CECI N’EST PAS UN SPECTACLE

« Trouble n’est pas un festival de spectacles mais d’expériences. L’artiste passe par des actions plutôt que par des £uvres. Le public n’est pas en situation de spectateur mais de témoin. » Ainsi le duo italien Ricci&Forte pose une série de trois performances inspirées du tragédien Marlowe (XVIe siècle) mais à la sauce « soap ». Dans Wunderkammer soap, on assiste à des scènes catastrophiques assez « trash » avec Faust dans une cuisine ou Héro/Léandre dans une chambre d’hôtel!  » Il y a un côté critique des médias chez ces performeurs.
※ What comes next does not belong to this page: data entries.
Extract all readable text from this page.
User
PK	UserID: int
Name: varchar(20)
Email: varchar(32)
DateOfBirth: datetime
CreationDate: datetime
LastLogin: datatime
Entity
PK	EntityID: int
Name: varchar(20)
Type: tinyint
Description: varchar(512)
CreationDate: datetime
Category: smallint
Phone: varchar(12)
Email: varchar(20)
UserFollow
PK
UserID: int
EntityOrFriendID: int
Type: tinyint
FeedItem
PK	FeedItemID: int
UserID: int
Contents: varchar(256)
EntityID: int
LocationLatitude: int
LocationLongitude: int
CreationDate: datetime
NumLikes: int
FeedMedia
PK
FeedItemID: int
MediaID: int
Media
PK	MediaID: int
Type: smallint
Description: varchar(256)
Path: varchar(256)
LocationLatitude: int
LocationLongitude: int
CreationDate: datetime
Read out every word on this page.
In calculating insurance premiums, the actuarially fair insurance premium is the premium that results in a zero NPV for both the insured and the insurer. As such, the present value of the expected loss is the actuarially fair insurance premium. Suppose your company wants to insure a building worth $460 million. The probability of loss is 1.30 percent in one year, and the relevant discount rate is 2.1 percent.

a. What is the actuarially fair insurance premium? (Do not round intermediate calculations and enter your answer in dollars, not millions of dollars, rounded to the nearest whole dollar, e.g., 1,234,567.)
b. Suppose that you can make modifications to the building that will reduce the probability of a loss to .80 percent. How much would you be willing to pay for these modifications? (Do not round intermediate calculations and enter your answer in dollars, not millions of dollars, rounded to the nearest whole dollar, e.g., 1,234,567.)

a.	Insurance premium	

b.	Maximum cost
C’est Marlowe et Facebook. » Ailleurs, les Belges Dialogist-Kantor, duo Dada, nous entraînent dans Work in progress is piece of shit, alors que le Polonais Wojtek Ziemilski, dans Prolog, fait de nous les « protagonistes » d’une chorégraphie sociale…

L’ART QUI TOMBE À PIC

La performance doit tomber à pic, trouver son espace/temps. Grand écart à Trouble. Mise en Lumière de Mélanie Peduzzi explore l’exhibitionnisme/voyeurisme, dans une cave: trois minutes par visiteur, à qui elle demande de choisir et de photographier une partie de son corps. Un acte juste, comme la performance sur la contemplation: The Great Gallery of living sculpture où, dans la grande Halle, huit artistes vont, chacun, sculpter leurs performances. Consignes de création: 3 h, en lumière naturelle, sans possibilité d’amplifier la voix…

LE DEUXIÈME SEXE

Les femmes sont à la performance ce que les mecs sont au foot: en terrain acquis. Comme Laurie Anderson, musicienne qui ouvre le festival avec Dirtday! (l’Amérique d’après le 11 septembre). Ou une spéciale Lady Zone de performeuses numériques comme Valérie Cordy en Performance astéroïde, Lucille Calmel en Dark Matters sur le corps. Transgenre, Ivo Dimchev crée… The Pussy Catalog.  » Comment chacun imaginerait -et construirait- sa chatte de femme? Une vraie interrogation sur le genre. » A ne pas rater, la performeuse britannique Julia Bardsley dont le freudien Meta-Family interroge la famille dans un intrigant « laboratoire génétique ».  » Dans la performance, beaucoup d’artistes viennent d’une position minoritaire, les femmes, les homos, etc. Les arts plastiques et les théâtres restent une affaire d’hommes, avec leurs enjeux de pouvoir qu’on ne trouve pas dans la performance: il n’y a ni argent, ni position dominante. »

POP

Plus underground que le théâtre contemporain, Trouble a l’esprit pop.  » La performance possède une culture populaire, des boîtes de nuit, des lieux alternatifs, etc. Lucille Calmel a une vraie culture de nuit, Ricci/Forte puise dans le reality show. C’est important de montrer que la performance n’est pas que liée aux arts plastiques ou au théâtre. » A ne pas rater, l’Egyptien Hassan Khan qui prend les platines en sons et en mots pour parler d’humiliation dans A short story based on a distant memory with a long musical interlude. Performeuses slovènes, Wanda & Nova Deviator présentent Frozen Images: un concert multimédia sur la « pornification de notre environnement », inspiré de la société de consommation.

L’AMOUR DU RISQUE

La performance vit dans le risque. « Son public attend d’être sorti de ses habitudes. Dans Trouble, la fin de certaines performances dépend des réactions du public et/ou du risque pris par l’artiste, de son implication profonde ou émotionnelle. » Dans Framing Art – Spacing Reality, le danseur David Zagari réunit un groupe d’inconnus recrutés par petites annonces pour une « chorégraphie » de trois heures… la vessie pleine comme un moteur! Allez savoir si on se pissera dessus, en tout cas, dans la logique des scènes expérimentales, Trouble#8 n’a pas froid aux yeux…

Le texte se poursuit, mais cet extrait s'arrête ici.